Wicomico River dredging continuing

Dredging of the Wicomico River is expected to continue into May, as the U.S. Army Corps of Engineers works on the waterway.

“They are dredging right now. Over 100,000 cubic yards are being dredged. They are about at the halfway point,” explained Weston Young, assistant director of administration.

Dredging is necessary for local companies.

“CATO gets oil by barge. Perdue gets grain by barge. Vulcan gets stone and aggregate by barge. Chesapeake Shipbuilding builds some amazing vessels. We are second large port in Maryland, after Baltimore.

“If CATO couldn’t get fuel by barge, I have heard the price would jump several cents, 7 to 10 cents. It’s cheaper to barge in certain things than to truck it, so dredging is critical,” Young said.

“The beauty of dredging in Ocean City, where the inlet is, is, it’s mostly sand and that sand can then be put back onto the beaches. What’s we’re dredging on the Wicomico tends to be a mix of material. There can be highly organic content. It’s more of a silty sort of slop. The farther you get out in the bay, they more it becomes pure sand.

“The ideal dredge material placement site is, you dig it up and you make berms and you just pump this material into it. You build these giant berms and you fill it up with material you dredged out of the river,” Young said.

Around the time he was appointed assistant director of administration, workers had just filled the county’s last dredge site, near the Red Roost, and officials were struggling to decide where new spoils would be stored.

It was determined that more than 250 feet of shoreline washed away during a 40-year period, leading to the rebuilding of shoreline. The solution was to use coir logs.

Made of coconut fiber, the logs are stacked and tied together. Dredged material is placed behind it, allowing water to seeps out.
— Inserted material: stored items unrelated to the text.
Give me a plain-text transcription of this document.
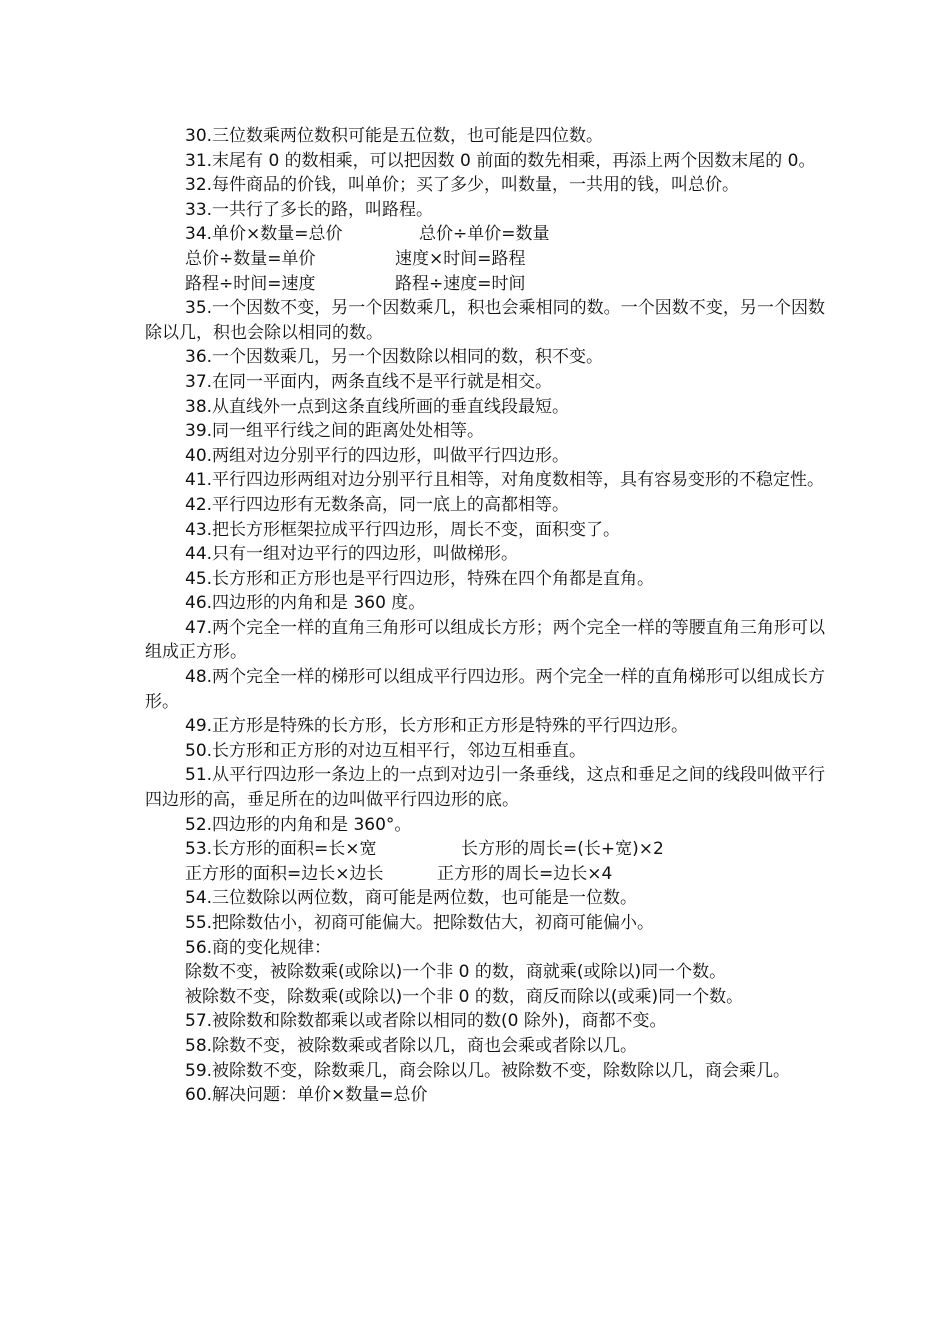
30.三位数乘两位数积可能是五位数，也可能是四位数。

31.末尾有 0 的数相乘，可以把因数 0 前面的数先相乘，再添上两个因数末尾的 0。

32.每件商品的价钱，叫单价；买了多少，叫数量，一共用的钱，叫总价。

33.一共行了多长的路，叫路程。

34.单价×数量=总价	总价÷单价=数量
总价÷数量=单价	速度×时间=路程
路程÷时间=速度	路程÷速度=时间

35.一个因数不变，另一个因数乘几，积也会乘相同的数。一个因数不变，另一个因数除以几，积也会除以相同的数。

36.一个因数乘几，另一个因数除以相同的数，积不变。

37.在同一平面内，两条直线不是平行就是相交。

38.从直线外一点到这条直线所画的垂直线段最短。

39.同一组平行线之间的距离处处相等。

40.两组对边分别平行的四边形，叫做平行四边形。

41.平行四边形两组对边分别平行且相等，对角度数相等，具有容易变形的不稳定性。

42.平行四边形有无数条高，同一底上的高都相等。

43.把长方形框架拉成平行四边形，周长不变，面积变了。

44.只有一组对边平行的四边形，叫做梯形。

45.长方形和正方形也是平行四边形，特殊在四个角都是直角。

46.四边形的内角和是 360 度。

47.两个完全一样的直角三角形可以组成长方形；两个完全一样的等腰直角三角形可以组成正方形。

48.两个完全一样的梯形可以组成平行四边形。两个完全一样的直角梯形可以组成长方形。

49.正方形是特殊的长方形，长方形和正方形是特殊的平行四边形。

50.长方形和正方形的对边互相平行，邻边互相垂直。

51.从平行四边形一条边上的一点到对边引一条垂线，这点和垂足之间的线段叫做平行四边形的高，垂足所在的边叫做平行四边形的底。

52.四边形的内角和是 360°。

53.长方形的面积=长×宽	长方形的周长=(长+宽)×2
正方形的面积=边长×边长	正方形的周长=边长×4

54.三位数除以两位数，商可能是两位数，也可能是一位数。

55.把除数估小，初商可能偏大。把除数估大，初商可能偏小。

56.商的变化规律：

除数不变，被除数乘(或除以)一个非 0 的数，商就乘(或除以)同一个数。

被除数不变，除数乘(或除以)一个非 0 的数，商反而除以(或乘)同一个数。

57.被除数和除数都乘以或者除以相同的数(0 除外)，商都不变。

58.除数不变，被除数乘或者除以几，商也会乘或者除以几。

59.被除数不变，除数乘几，商会除以几。被除数不变，除数除以几，商会乘几。

60.解决问题：单价×数量=总价
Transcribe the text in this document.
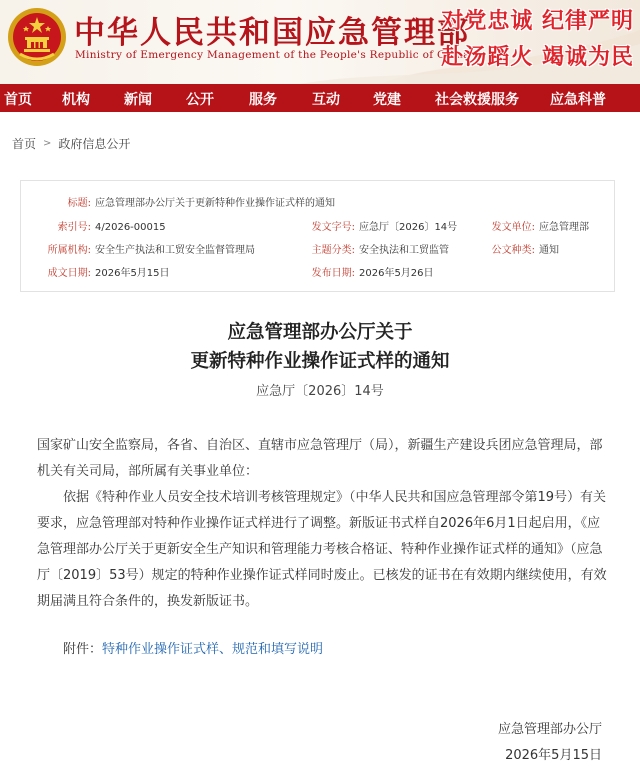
中华人民共和国应急管理部
Ministry of Emergency Management of the People's Republic of China
对党忠诚 纪律严明
赴汤蹈火 竭诚为民
首页 机构 新闻 公开	服务	互动 党建 社会救援服务 应急科普
首页 > 政府信息公开
标题: 应急管理部办公厅关于更新特种作业操作证式样的通知
索引号: 4/2026-00015	发文字号: 应急厅〔2026〕14号	发文单位: 应急管理部
所属机构: 安全生产执法和工贸安全监督管理局	主题分类: 安全执法和工贸监管	公文种类: 通知
成文日期: 2026年5月15日	发布日期: 2026年5月26日
应急管理部办公厅关于
更新特种作业操作证式样的通知
应急厅〔2026〕14号
国家矿山安全监察局，各省、自治区、直辖市应急管理厅（局），新疆生产建设兵团应急管理局，部机关有关司局，部所属有关事业单位：
依据《特种作业人员安全技术培训考核管理规定》（中华人民共和国应急管理部令第19号）有关要求，应急管理部对特种作业操作证式样进行了调整。新版证书式样自2026年6月1日起启用，《应急管理部办公厅关于更新安全生产知识和管理能力考核合格证、特种作业操作证式样的通知》（应急厅〔2019〕53号）规定的特种作业操作证式样同时废止。已核发的证书在有效期内继续使用，有效期届满且符合条件的，换发新版证书。
附件：特种作业操作证式样、规范和填写说明
应急管理部办公厅
2026年5月15日
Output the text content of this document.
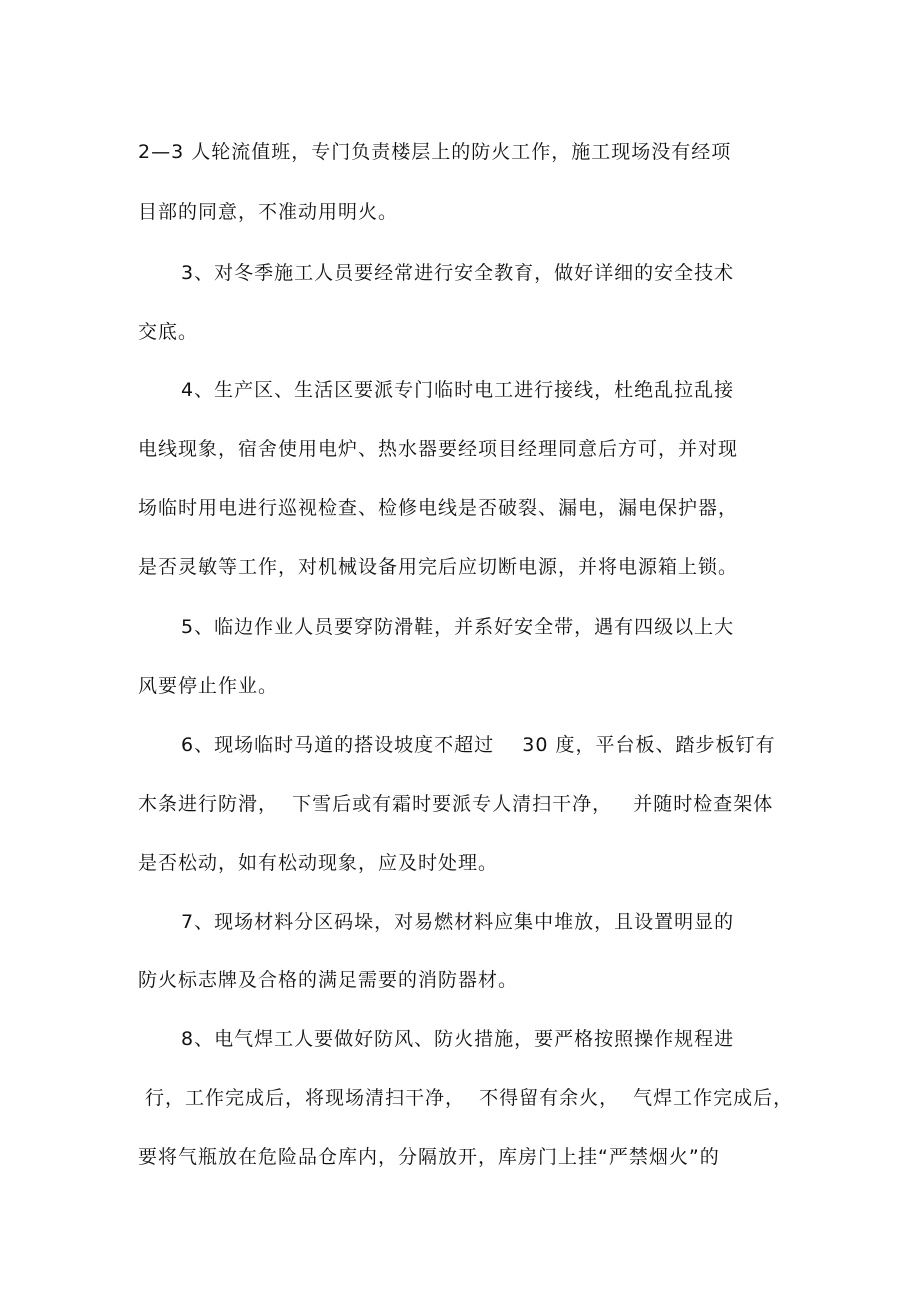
2—3 人轮流值班，专门负责楼层上的防火工作，施工现场没有经项
目部的同意，不准动用明火。
3、对冬季施工人员要经常进行安全教育，做好详细的安全技术
交底。
4、生产区、生活区要派专门临时电工进行接线，杜绝乱拉乱接
电线现象，宿舍使用电炉、热水器要经项目经理同意后方可，并对现
场临时用电进行巡视检查、检修电线是否破裂、漏电，漏电保护器，
是否灵敏等工作，对机械设备用完后应切断电源，并将电源箱上锁。
5、临边作业人员要穿防滑鞋，并系好安全带，遇有四级以上大
风要停止作业。
6、现场临时马道的搭设坡度不超过    30 度，平台板、踏步板钉有
木条进行防滑，  下雪后或有霜时要派专人清扫干净，   并随时检查架体
是否松动，如有松动现象，应及时处理。
7、现场材料分区码垛，对易燃材料应集中堆放，且设置明显的
防火标志牌及合格的满足需要的消防器材。
8、电气焊工人要做好防风、防火措施，要严格按照操作规程进
行，工作完成后，将现场清扫干净，  不得留有余火，  气焊工作完成后，
要将气瓶放在危险品仓库内，分隔放开，库房门上挂“严禁烟火”的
“Coir logs are used to stop erosion. They are in there now. They staked them over the water. The dredged material is pumped. Over time, it will settle.  Once they fill these areas up, they will replant them with vegetation,” Young said.

In the past when waterways have been dredged, the county paid for land acquisition. Wicomico County paid $30,000 for the last site. This time, though, the federal government is paying for the entire project.

Comparing Wicomico dredging to a similar project in the Baltimore Harbor, Young said Baltimore has “far worse material than ours.”

“Their material has been going to Poplar Island and it’s been rebuilding an island out there. And, I’ve read good things in the Bay Journal about increased wildlife habitats,” he said.